Winter is coming and the ELFs have a lot of work to do in Santa's Christmas village. And the ELFs, as the name suggests, are big fans of Linux to get this work done in time. However, until now they only know about those old a crusty interfaces that we inherited from UNIX/POSIX. So, they require your help! On the way, you can learn something about old and new system calls of Linux.
The Operating System Group at the Hamburg University of Technology perpared a System-Call Advent calendar with 24 strace-filled doors for you. On every day of December, you will find a system-call, a concept or an interface of Linux that you might or might not yet know. Behind the door, there is a short article and a small programming exercise, for which we provide a commented solution on the following day.
At this years SAFECOMP'22, we presented two papers on fault injection of transient hardware faults: Christian Dietrich presented our paper SailFAIL, where we explain how to derive fault-injection platforms form formal CPU models. Tim-Marek Thomas presented ACTOR, an method how to use dynamic timeout detectors to speed up large fault-injection campaigns.
Tobias Landsberg presents our paper TASTING: Reuse Test-case Execution by Global AST Hashing at the 17th International Conference on Sofware Technologies (ICSOFT '22) in Lisbon. In the paper we describe TASTING, an approach for efficiently selecting and reusing regression-test executions across program changes, branches, and variants in continuous integration settings.
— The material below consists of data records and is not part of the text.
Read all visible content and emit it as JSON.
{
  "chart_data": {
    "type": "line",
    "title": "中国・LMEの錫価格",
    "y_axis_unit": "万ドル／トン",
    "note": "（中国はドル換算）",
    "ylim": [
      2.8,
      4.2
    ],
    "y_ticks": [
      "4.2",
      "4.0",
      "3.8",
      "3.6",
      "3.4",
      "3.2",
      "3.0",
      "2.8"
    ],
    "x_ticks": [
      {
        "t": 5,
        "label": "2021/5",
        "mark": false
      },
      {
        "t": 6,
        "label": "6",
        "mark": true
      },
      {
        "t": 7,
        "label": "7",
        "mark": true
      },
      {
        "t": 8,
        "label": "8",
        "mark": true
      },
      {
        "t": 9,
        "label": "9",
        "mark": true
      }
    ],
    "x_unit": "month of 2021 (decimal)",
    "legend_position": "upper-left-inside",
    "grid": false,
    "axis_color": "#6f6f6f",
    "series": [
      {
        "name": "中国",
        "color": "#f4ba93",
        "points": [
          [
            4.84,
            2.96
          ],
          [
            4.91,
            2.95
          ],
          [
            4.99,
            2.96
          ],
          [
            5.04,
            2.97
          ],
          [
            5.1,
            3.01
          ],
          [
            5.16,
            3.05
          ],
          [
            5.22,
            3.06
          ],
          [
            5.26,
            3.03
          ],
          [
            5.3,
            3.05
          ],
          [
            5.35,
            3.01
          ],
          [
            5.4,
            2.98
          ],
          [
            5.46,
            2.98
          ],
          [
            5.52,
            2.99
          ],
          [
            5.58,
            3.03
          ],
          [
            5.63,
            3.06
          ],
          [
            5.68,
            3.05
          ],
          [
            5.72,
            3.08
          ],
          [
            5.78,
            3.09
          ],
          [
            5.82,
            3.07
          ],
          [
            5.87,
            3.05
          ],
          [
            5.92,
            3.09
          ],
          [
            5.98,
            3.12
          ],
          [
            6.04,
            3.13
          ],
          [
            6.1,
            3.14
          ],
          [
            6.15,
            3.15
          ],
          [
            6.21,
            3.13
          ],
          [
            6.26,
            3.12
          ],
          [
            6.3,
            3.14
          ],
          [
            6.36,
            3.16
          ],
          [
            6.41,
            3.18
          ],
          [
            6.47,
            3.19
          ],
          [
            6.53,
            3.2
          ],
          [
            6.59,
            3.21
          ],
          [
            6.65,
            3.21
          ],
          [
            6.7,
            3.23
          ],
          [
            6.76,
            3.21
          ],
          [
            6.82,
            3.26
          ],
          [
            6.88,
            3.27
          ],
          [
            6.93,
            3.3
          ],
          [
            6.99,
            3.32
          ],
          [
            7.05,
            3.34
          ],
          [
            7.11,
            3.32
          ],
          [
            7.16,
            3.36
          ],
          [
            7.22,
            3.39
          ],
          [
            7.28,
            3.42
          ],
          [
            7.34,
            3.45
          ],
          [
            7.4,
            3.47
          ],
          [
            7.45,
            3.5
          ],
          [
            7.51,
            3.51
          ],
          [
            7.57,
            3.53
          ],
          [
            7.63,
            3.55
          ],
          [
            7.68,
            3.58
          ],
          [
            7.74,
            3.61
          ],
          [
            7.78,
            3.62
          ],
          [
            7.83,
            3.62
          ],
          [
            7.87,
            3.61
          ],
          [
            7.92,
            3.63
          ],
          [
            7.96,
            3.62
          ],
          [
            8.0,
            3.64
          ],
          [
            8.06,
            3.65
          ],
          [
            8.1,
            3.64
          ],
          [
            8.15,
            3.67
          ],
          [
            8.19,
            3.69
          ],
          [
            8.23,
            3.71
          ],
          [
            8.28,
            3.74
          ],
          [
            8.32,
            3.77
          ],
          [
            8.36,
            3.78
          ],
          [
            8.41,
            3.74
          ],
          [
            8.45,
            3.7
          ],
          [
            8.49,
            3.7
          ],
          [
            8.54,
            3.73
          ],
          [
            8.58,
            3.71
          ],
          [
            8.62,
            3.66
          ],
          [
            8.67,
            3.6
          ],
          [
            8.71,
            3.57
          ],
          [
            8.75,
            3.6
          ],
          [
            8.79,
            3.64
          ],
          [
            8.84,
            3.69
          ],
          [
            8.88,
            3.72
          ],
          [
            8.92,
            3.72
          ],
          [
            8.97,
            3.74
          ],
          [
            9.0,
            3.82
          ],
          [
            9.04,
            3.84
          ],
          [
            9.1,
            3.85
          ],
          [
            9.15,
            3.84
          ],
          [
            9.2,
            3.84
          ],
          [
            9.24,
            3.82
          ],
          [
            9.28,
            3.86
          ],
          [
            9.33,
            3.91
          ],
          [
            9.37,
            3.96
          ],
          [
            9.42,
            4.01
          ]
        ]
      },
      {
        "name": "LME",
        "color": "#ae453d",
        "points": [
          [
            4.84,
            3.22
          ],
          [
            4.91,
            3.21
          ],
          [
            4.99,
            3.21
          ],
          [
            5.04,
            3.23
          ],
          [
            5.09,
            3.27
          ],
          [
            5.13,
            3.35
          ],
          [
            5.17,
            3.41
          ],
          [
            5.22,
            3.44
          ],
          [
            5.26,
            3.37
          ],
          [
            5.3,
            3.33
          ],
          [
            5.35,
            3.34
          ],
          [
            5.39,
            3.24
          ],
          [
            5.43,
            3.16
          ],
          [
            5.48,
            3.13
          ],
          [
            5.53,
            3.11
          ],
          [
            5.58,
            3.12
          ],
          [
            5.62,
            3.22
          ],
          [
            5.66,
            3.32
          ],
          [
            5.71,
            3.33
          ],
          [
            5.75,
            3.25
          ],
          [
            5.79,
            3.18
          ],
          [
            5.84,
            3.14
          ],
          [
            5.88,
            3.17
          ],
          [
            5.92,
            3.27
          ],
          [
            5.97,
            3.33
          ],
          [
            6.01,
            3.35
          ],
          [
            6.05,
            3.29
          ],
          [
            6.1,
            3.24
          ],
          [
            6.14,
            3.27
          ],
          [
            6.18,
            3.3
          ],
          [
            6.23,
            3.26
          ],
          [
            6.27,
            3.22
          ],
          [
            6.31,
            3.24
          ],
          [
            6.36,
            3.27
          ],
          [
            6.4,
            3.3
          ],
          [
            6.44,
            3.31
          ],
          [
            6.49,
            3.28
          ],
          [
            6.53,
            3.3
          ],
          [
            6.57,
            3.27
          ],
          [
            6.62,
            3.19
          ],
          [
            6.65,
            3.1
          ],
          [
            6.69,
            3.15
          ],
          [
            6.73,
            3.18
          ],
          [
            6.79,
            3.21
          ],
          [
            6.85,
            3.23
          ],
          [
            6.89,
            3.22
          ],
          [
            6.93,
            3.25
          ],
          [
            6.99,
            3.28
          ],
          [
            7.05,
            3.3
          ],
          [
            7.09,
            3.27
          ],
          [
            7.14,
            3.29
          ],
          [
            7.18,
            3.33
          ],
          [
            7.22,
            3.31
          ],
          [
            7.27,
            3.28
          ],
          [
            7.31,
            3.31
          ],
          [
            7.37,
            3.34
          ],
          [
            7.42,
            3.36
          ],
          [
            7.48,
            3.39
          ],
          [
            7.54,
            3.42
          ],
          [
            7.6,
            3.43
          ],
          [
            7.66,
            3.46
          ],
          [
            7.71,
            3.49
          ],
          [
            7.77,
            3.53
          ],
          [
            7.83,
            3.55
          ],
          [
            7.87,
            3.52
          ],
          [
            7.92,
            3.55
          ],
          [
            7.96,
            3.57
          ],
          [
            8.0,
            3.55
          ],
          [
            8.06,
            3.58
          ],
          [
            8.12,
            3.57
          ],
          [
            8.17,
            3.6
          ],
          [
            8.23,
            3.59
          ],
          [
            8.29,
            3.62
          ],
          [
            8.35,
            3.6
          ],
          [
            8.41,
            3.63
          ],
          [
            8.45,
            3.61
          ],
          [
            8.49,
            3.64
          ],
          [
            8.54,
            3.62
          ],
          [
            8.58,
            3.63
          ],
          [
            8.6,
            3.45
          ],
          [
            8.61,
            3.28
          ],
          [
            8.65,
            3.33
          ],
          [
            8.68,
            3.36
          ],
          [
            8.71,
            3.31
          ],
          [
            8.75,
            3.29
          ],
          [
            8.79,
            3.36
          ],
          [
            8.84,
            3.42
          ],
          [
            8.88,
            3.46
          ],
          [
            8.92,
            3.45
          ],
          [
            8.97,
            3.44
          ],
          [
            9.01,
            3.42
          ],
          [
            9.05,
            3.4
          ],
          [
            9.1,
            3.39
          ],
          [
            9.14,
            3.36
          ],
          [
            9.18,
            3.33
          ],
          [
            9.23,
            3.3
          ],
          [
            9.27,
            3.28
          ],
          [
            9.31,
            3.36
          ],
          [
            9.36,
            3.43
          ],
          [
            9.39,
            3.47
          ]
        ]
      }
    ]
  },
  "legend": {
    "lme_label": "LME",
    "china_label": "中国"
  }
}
TASTING can dramatically speed-up test suite executions by recursively composing hashes of all relevant syntatic elements into a semantic fingerprint of the test and its execution environment, so identical test executions can easily be detected and skipped. This is an important building block for variant-aware testing in the CADOS project.
Tobias got the Best Student Paper award for this work!
- ParPerOS: Parallel Persistency OS (DFG: DI 2840/2-1)
- In ParPerOS, we examine new abstractions for unified but efficient and optionally crash-consistent low-level memory management for data objects in heterogeneous memory systems that consist of volatile, persistent, distributed and other types of main memory.
The Priority-Strict Interrupt Controller (PSIC) delivers prioritized interrupt requests in a multi-core system. Thereby, the PSIC ensures that always the highest-priority interrupt handlers are run on our CPUs. Christian Dietrich presented our Paper PSIC: Priority-Strict Multi-Core IRQ Processing at ISORC'22, where our work was awarded as one of two Outstanding Papers.